Стеша молчала, удивленно смотря на княжну.
- Это хорошо, что ты ее знаешь, хотела я сказать… - начала снова княжна. - Завтра утром сходи к Прозоровским и скажи Поле, чтобы она пришла завтра же ко мне…
- К вам, ваше сиятельство? - недоумевающим тоном спросила Стеша - Только вы, ваше сиятельство, не извольте ей сказывать, что я про нее тут сболтнула… Я, может быть, и ошибаюсь, так, смекаю только, а она за то на меня осерчать может…
- Не беспокойся, не "осерчает"… - улыбнулась княжна, выговорив последнее слово в тон Стеше - Смотри же, устрой это, да так, чтобы остальная прислуга в доме князя не знала, что ты ее вызываешь ко мне… Поняла?
- Поняла, ваше сиятельство, я ее тайком позову, будьте без сумления.
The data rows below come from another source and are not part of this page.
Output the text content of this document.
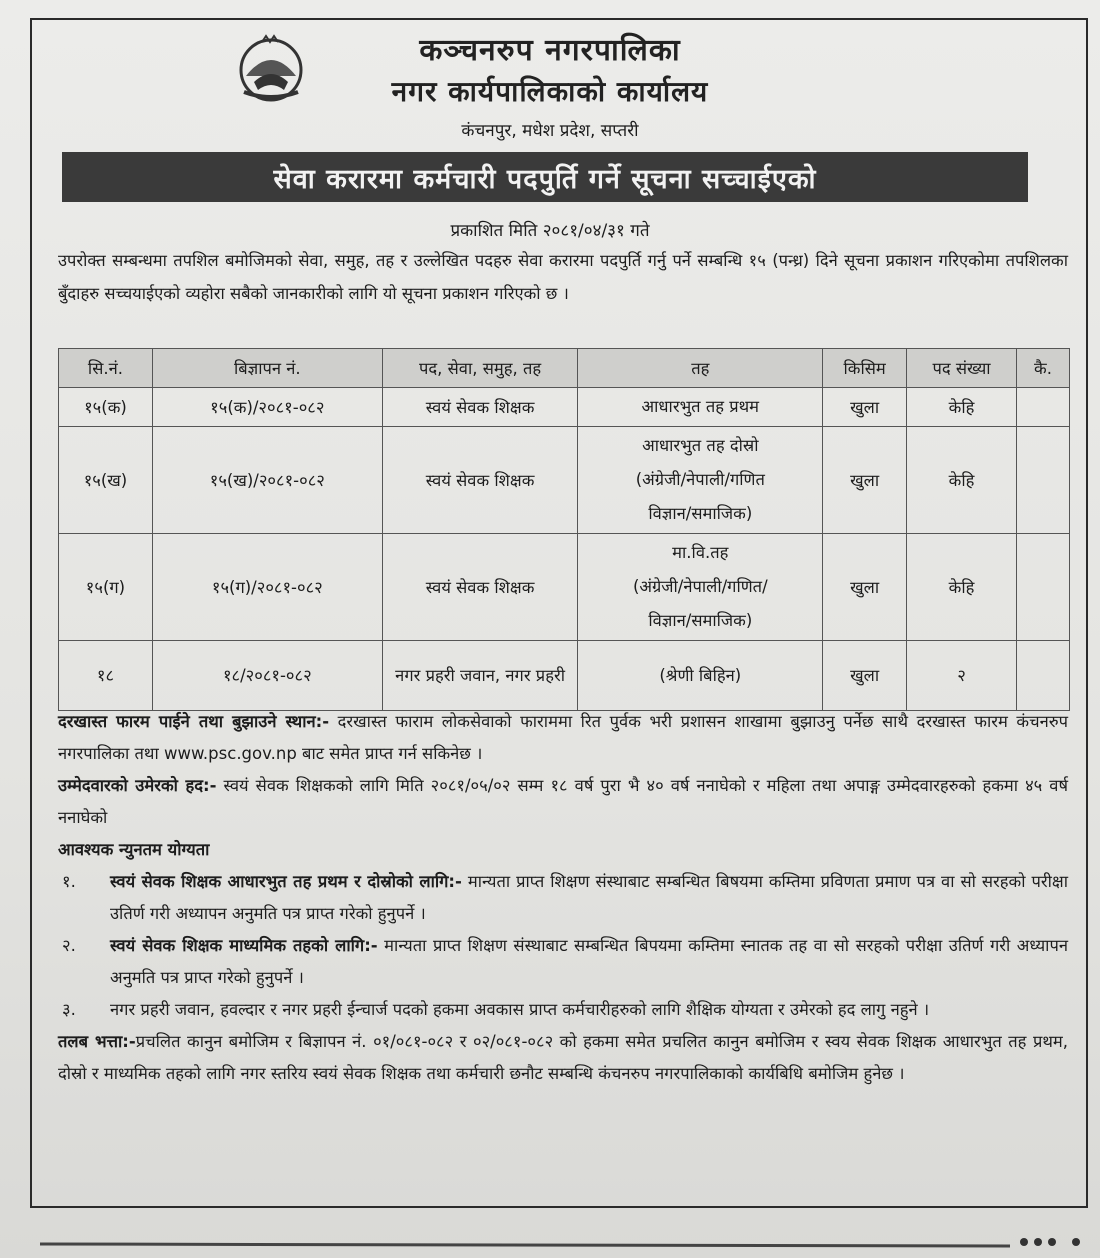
कञ्चनरुप नगरपालिका
नगर कार्यपालिकाको कार्यालय
कंचनपुर, मधेश प्रदेश, सप्तरी
सेवा करारमा कर्मचारी पदपुर्ति गर्ने सूचना सच्चाईएको
प्रकाशित मिति २०८१/०४/३१ गते
उपरोक्त सम्बन्धमा तपशिल बमोजिमको सेवा, समुह, तह र उल्लेखित पदहरु सेवा करारमा पदपुर्ति गर्नु पर्ने सम्बन्धि १५ (पन्ध्र) दिने सूचना प्रकाशन गरिएकोमा तपशिलका बुँदाहरु सच्चयाईएको व्यहोरा सबैको जानकारीको लागि यो सूचना प्रकाशन गरिएको छ ।
सि.नं.	बिज्ञापन नं.	पद, सेवा, समुह, तह	तह	किसिम	पद संख्या	कै.
१५(क)	१५(क)/२०८१-०८२	स्वयं सेवक शिक्षक	आधारभुत तह प्रथम	खुला	केहि	
१५(ख)	१५(ख)/२०८१-०८२	स्वयं सेवक शिक्षक	आधारभुत तह दोस्रो
(अंग्रेजी/नेपाली/गणित
विज्ञान/समाजिक)	खुला	केहि	
१५(ग)	१५(ग)/२०८१-०८२	स्वयं सेवक शिक्षक	मा.वि.तह
(अंग्रेजी/नेपाली/गणित/
विज्ञान/समाजिक)	खुला	केहि	
१८	१८/२०८१-०८२	नगर प्रहरी जवान, नगर प्रहरी	(श्रेणी बिहिन)	खुला	२	

दरखास्त फारम पाईने तथा बुझाउने स्थान:- दरखास्त फाराम लोकसेवाको फाराममा रित पुर्वक भरी प्रशासन शाखामा बुझाउनु पर्नेछ साथै दरखास्त फारम कंचनरुप नगरपालिका तथा www.psc.gov.np बाट समेत प्राप्त गर्न सकिनेछ ।

उम्मेदवारको उमेरको हद:- स्वयं सेवक शिक्षकको लागि मिति २०८१/०५/०२ सम्म १८ वर्ष पुरा भै ४० वर्ष ननाघेको र महिला तथा अपाङ्ग उम्मेदवारहरुको हकमा ४५ वर्ष ननाघेको

आवश्यक न्युनतम योग्यता

१. स्वयं सेवक शिक्षक आधारभुत तह प्रथम र दोस्रोको लागि:- मान्यता प्राप्त शिक्षण संस्थाबाट सम्बन्धित बिषयमा कम्तिमा प्रविणता प्रमाण पत्र वा सो सरहको परीक्षा उतिर्ण गरी अध्यापन अनुमति पत्र प्राप्त गरेको हुनुपर्ने ।
२. स्वयं सेवक शिक्षक माध्यमिक तहको लागि:- मान्यता प्राप्त शिक्षण संस्थाबाट सम्बन्धित बिपयमा कम्तिमा स्नातक तह वा सो सरहको परीक्षा उतिर्ण गरी अध्यापन अनुमति पत्र प्राप्त गरेको हुनुपर्ने ।
३. नगर प्रहरी जवान, हवल्दार र नगर प्रहरी ईन्चार्ज पदको हकमा अवकास प्राप्त कर्मचारीहरुको लागि शैक्षिक योग्यता र उमेरको हद लागु नहुने ।

तलब भत्ता:-प्रचलित कानुन बमोजिम र बिज्ञापन नं. ०१/०८१-०८२ र ०२/०८१-०८२ को हकमा समेत प्रचलित कानुन बमोजिम र स्वय सेवक शिक्षक आधारभुत तह प्रथम, दोस्रो र माध्यमिक तहको लागि नगर स्तरिय स्वयं सेवक शिक्षक तथा कर्मचारी छनौट सम्बन्धि कंचनरुप नगरपालिकाको कार्यबिधि बमोजिम हुनेछ ।
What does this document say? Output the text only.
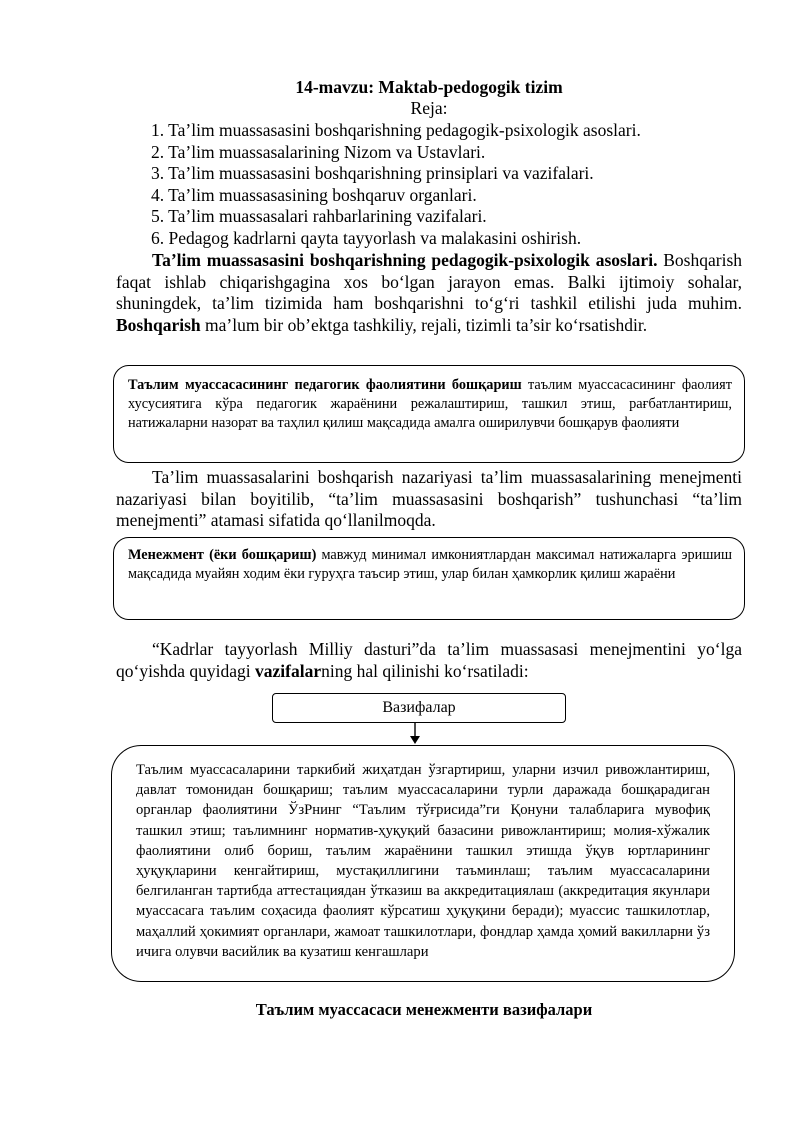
14-mavzu: Maktab-pedogogik tizim
Reja:
1. Ta’lim muassasasini boshqarishning pedagogik-psixologik asoslari.
2. Ta’lim muassasalarining Nizom va Ustavlari.
3. Ta’lim muassasasini boshqarishning prinsiplari va vazifalari.
4. Ta’lim muassasasining boshqaruv organlari.
5. Ta’lim muassasalari rahbarlarining vazifalari.
6. Pedagog kadrlarni qayta tayyorlash va malakasini oshirish.
Ta’lim muassasasini boshqarishning pedagogik-psixologik asoslari. Boshqarish faqat ishlab chiqarishgagina xos bo‘lgan jarayon emas. Balki ijtimoiy sohalar, shuningdek, ta’lim tizimida ham boshqarishni to‘g‘ri tashkil etilishi juda muhim. Boshqarish ma’lum bir ob’ektga tashkiliy, rejali, tizimli ta’sir ko‘rsatishdir.
Таълим муассасасининг педагогик фаолиятини бошқариш таълим муассасасининг фаолият хусусиятига кўра педагогик жараёнини режалаштириш, ташкил этиш, рағбатлантириш, натижаларни назорат ва таҳлил қилиш мақсадида амалга оширилувчи бошқарув фаолияти
Ta’lim muassasalarini boshqarish nazariyasi ta’lim muassasalarining menejmenti nazariyasi bilan boyitilib, “ta’lim muassasasini boshqarish” tushunchasi “ta’lim menejmenti” atamasi sifatida qo‘llanilmoqda.
Менежмент (ёки бошқариш) мавжуд минимал имкониятлардан максимал натижаларга эришиш мақсадида муайян ходим ёки гуруҳга таъсир этиш, улар билан ҳамкорлик қилиш жараёни
“Kadrlar tayyorlash Milliy dasturi”da ta’lim muassasasi menejmentini yo‘lga qo‘yishda quyidagi vazifalarning hal qilinishi ko‘rsatiladi:
Вазифалар
Таълим муассасаларини таркибий жиҳатдан ўзгартириш, уларни изчил ривожлантириш, давлат томонидан бошқариш; таълим муассасаларини турли даражада бошқарадиган органлар фаолиятини ЎзРнинг “Таълим тўғрисида”ги Қонуни талабларига мувофиқ ташкил этиш; таълимнинг норматив-ҳуқуқий базасини ривожлантириш; молия-хўжалик фаолиятини олиб бориш, таълим жараёнини ташкил этишда ўқув юртларининг ҳуқуқларини кенгайтириш, мустақиллигини таъминлаш; таълим муассасаларини белгиланган тартибда аттестациядан ўтказиш ва аккредитациялаш (аккредитация якунлари муассасага таълим соҳасида фаолият кўрсатиш ҳуқуқини беради); муассис ташкилотлар, маҳаллий ҳокимият органлари, жамоат ташкилотлари, фондлар ҳамда ҳомий вакилларни ўз ичига олувчи васийлик ва кузатиш кенгашлари
Таълим муассасаси менежменти вазифалари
- Тогда мое розовое платье можешь взять себе…
- Благодарствуйте, ваше сиятельство… - вспыхнула от удовольствия Стеша и, подскочив к княжне, схватила ее руку и поцеловала.
- Смотри, чтобы непременно завтра…
- Боюсь, забоится она, ваше сиятельство…
- Чего же она забоится? - снова в тон Стеше спросила княжна.
- Как чего-с? Начнет сумлеваться, зачем ваше сиятельство ее требуете…
- В таком случае ты ей можешь сказать, что ничего дурного от этого не будет, мне хочется только услыхать от нее самой, продолжает ли все грустить по брату княжна Варвара Ивановна… Если она мне скажет правду, я ее награжу, я могу даже устроить ее судьбу… Понимаешь?..
- Понимаю, ваше сиятельство, беспременно так и скажу, а то ведь она дура дурищей, без всякой полировки.
Княжна невольно улыбнулась этому объяснению своей полированной горничной.
- Так завтра… - повторила она.
- Слушаю-с, ваше сиятельство…
Стеша вышла.
- И зачем это Палашка понадобилась княжне? - догадывалась она, идя в свою комнату - Узнать, грустит ли княжна по брату… Тоже тень наводит, так я ей и поверю… Впрочем, мне какое дело, благо шелковое розовое платье отдала, вот я защеголяю.
Стеша даже несколько шагов сделала вприпрыжку от охватившей ее радости.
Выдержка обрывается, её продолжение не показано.